The Chinese authorities understand that heavily indebted American
consumers cannot be relied on to return as buyers of Chinese goods on
the scale of the period up to 2007. And they dislike their exposure to
the American currency in the form of dollar-denominated reserve assets
of close to $2 trillion. The Chinese authorities are 'long' the dollar
like no foreign power in history, and that makes them very nervous."
- But U.S. Maintains Upper Hand The Telegraph's Ambrose Evans-Pritchard insists
China isn't so mighty. "It is fashionable to talk of America as the
supplicant. That misreads the strategic balance. Washington can bring
China to its knees at any time by shutting markets. There is no
symmetry here. Any move by Beijing to liquidate its holdings of US
Treasuries could be neutralized – in extremis – by capital controls.
Well-armed sovereign states can do whatever they want. If provoked, the
US has the economic depth to retreat into near autarky (with NAFTA) and
retool its industries behind tariff walls – as Britain did in the 1930s
under Imperial Preference. In such circumstances, China would collapse.
Mao statues would be toppled by street riots."
- U.S. Shackled By Domestic Politics Dave Schuler of Outside the Beltway shakes his head
at the political calculations that push our politicians to make the
problem worse rather than betters. China's currency manipulation "has
been abetted by American politicians of both parties who’ve
shrewdly observed that borrowing [from China] has been politically less
painful than
raising taxes or curtailing spending," he writes.

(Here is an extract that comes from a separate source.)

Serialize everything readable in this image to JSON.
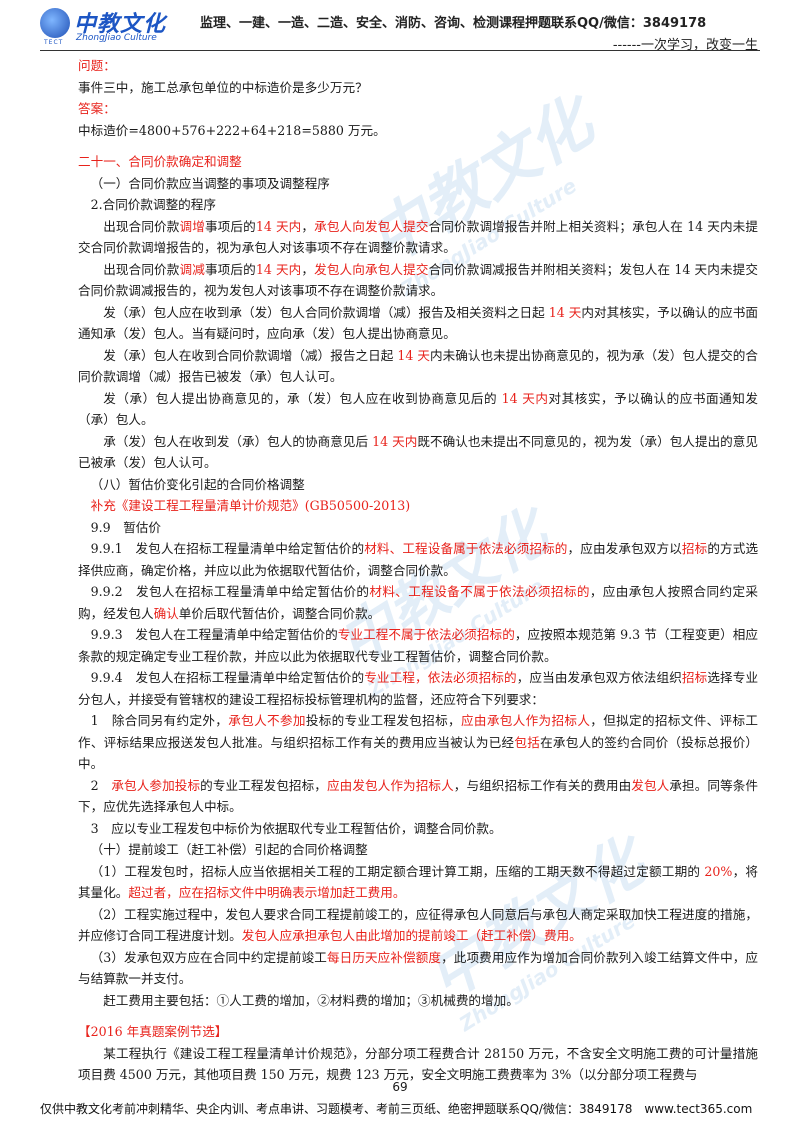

- Risks for Asia In U.S. Reaction The Wall Street Journal warns that our reaction could cause disastrous bubbles in Asian economies. Asian nations "are getting a huge dollar liquidity kick from the carry trade, in
which people borrow U.S. dollars at exceptionally low U.S. interest
rates and invest them for higher returns elsewhere. As a result, Asia's stock markets are outstripping U.S. and European bourses by a country mile," they write. "The risk is more asset bubbles and misallocation of global capital."